Nailah Neves Veleci, 27 anos, tem bastante conhecimento de causa. Cientista política e mestra em direitos humanos, democracia, construção de identidades e movimentos sociais pela UnB, especialista em gestão pública pela Universidade Estadual de Goiás, tem especializações qualificadas e pontuais para tratar acerca do tema do negro na sociedade.
Nailah ressalta, ainda, a importância da mulher negra fazendo ciência dentro das universidades. Mesmo com a dificuldade existente para ocupar esse espaço, a luta surge com um olhar futuro, de manutenção da produção sobre a cultura negra e periférica no ambiente acadêmico. “A produção de mulheres negras não se limita a gênero. Produzimos pelos nossos direitos e por aqueles que não conseguem chegar à academia. Nós, mulheres negras da academia, aprendemos e voltamos para as nossas comunidades. Nossas produções são avanços científicos para as universidades, porque essa universidade ignorou por séculos o conhecimento vindo das matrizes africanas, dos povos originários e tradicionais.”

Atingindo a massa

Roberta Borges Silva (27) é um dos exemplos de sucesso feminino dentro do ambiente acadêmico e público. Mestra em nutrição humana, ela é atuante em pesquisas sobre saúde populacional, por meio de avaliações e revisões sistemáticas da literatura da área. O trabalho de Roberta impacta diretamente na profissão de um gestor de saúde, responsável pela administração e garantia da qualidade dos serviços prestados por um hospital — seja ele público ou privado.

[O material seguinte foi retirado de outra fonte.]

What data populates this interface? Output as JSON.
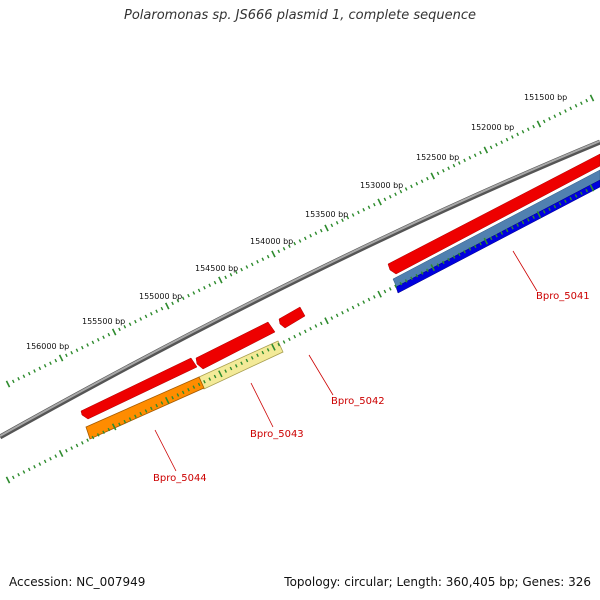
{
  "title": "Polaromonas sp. JS666 plasmid 1, complete sequence",
  "footer": {
    "accession": "Accession: NC_007949",
    "summary": "Topology: circular; Length: 360,405 bp; Genes: 326"
  },
  "ruler": {
    "labels": [
      "151500 bp",
      "152000 bp",
      "152500 bp",
      "153000 bp",
      "153500 bp",
      "154000 bp",
      "154500 bp",
      "155000 bp",
      "155500 bp",
      "156000 bp"
    ]
  },
  "genes": [
    {
      "label": "Bpro_5041"
    },
    {
      "label": "Bpro_5042"
    },
    {
      "label": "Bpro_5043"
    },
    {
      "label": "Bpro_5044"
    }
  ],
  "colors": {
    "backbone": "#808080",
    "tick": "#2e8b2e",
    "cds_forward": "#ee0000",
    "orf_blue": "#0000dd",
    "orf_steel": "#5080b0",
    "orf_khaki": "#f0e68c",
    "orf_orange": "#ff8c00",
    "label": "#cc0000"
  }
}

A pesquisadora ressalta a importância de quebrar paradigmas acerca dos trabalhos realizados por mulheres, principalmente negras, e levanta a bandeira por uma melhor divulgação do que é produzido em ambiente acadêmico.

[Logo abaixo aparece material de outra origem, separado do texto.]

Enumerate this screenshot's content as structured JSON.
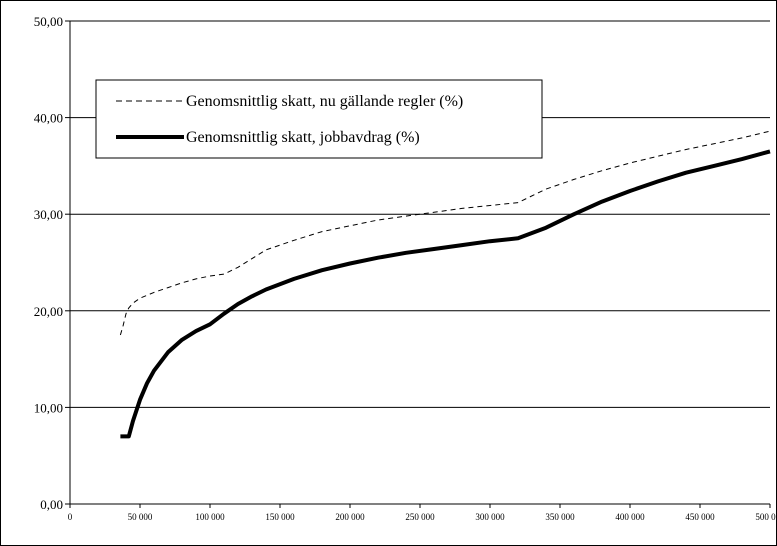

“A produção intelectual feminina é muito importante para desmistificar e mudar a cultura masculina relacionada à ciência. Mulheres negras estão pesquisando e co ntribuindo com a sociedade, inspirando e motivando umas às outras. Os trabalhos universitários precisam ser divulgados amplamente nas mídias sociais, fora do ambiente universitário e político. Tem que sair das faculdades e atingir a grande massa”, pontua.

Não só em novembro

Mara Karina Silva está se especializando em jornalismo político. Ela estuda a cobertura jornalística da agência Deutsche Welle Brasil durante o impeachment da ex-presidente Dilma Rousseff. Mara percebe que a mídia brasileira, ao representar o negro, parte sempre de um lugar de estereótipo. Em parte, afirma, isso acontece pela pequena quantidade de negros nas redações. “Existem muitas jornalista negras, não existe só uma Glória Maria e uma Maju”, diz.

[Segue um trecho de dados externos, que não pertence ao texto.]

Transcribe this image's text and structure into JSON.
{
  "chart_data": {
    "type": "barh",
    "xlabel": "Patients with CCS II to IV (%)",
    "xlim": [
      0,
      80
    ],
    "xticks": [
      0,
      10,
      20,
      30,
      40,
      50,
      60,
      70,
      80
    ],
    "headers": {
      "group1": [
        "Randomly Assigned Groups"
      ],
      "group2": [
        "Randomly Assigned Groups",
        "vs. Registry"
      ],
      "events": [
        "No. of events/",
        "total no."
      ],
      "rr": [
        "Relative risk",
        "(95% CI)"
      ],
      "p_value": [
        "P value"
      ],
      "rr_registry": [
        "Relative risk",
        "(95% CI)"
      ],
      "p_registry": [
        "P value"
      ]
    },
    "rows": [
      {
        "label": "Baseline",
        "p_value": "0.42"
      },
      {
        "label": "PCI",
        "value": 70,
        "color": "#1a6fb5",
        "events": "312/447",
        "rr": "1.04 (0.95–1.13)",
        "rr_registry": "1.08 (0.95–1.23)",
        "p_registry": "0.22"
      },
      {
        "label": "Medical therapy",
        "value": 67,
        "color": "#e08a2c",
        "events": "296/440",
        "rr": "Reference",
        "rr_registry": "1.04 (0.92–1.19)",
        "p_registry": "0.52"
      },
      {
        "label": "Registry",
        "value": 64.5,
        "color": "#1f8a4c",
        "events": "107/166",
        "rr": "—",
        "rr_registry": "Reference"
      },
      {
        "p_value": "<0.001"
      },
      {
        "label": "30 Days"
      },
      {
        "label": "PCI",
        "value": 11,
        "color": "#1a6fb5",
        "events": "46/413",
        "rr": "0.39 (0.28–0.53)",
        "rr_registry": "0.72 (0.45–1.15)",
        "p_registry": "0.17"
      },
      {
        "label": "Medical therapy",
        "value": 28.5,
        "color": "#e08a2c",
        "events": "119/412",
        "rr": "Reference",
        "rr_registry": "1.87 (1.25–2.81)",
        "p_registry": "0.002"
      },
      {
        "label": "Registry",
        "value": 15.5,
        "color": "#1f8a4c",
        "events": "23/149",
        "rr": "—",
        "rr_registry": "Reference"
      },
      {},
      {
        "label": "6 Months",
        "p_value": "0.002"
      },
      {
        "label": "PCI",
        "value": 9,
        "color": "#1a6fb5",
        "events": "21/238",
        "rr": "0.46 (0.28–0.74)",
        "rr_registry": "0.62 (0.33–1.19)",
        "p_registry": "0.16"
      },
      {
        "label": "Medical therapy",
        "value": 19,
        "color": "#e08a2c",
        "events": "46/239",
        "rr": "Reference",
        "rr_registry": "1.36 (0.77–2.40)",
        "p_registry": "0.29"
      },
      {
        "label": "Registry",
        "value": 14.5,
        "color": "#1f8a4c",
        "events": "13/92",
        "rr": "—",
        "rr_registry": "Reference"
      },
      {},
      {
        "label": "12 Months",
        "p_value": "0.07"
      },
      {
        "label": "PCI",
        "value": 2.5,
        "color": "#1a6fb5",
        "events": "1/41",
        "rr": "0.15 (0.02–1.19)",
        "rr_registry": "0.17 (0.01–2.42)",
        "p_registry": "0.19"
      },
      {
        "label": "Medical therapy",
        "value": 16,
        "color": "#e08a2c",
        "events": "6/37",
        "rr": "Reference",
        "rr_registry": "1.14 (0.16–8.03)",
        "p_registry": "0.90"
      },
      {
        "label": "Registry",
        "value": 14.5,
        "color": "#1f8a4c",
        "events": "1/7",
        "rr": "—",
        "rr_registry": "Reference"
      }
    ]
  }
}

Ela própria acabou desistindo de ser repórter de televisão por falta de oportunidade. Migrou para a área de assessoria de imprensa, onde se descobriu. “Para todo e qualquer assunto, existe uma pessoa negra capacitada. Eu não falo só de raça. Não quero ser lembrada só em novembro, porque tenho condições de fazer uma análise de conjuntura como qualquer jornalista. O estereótipo retira nosso espaço de fala”, lamenta.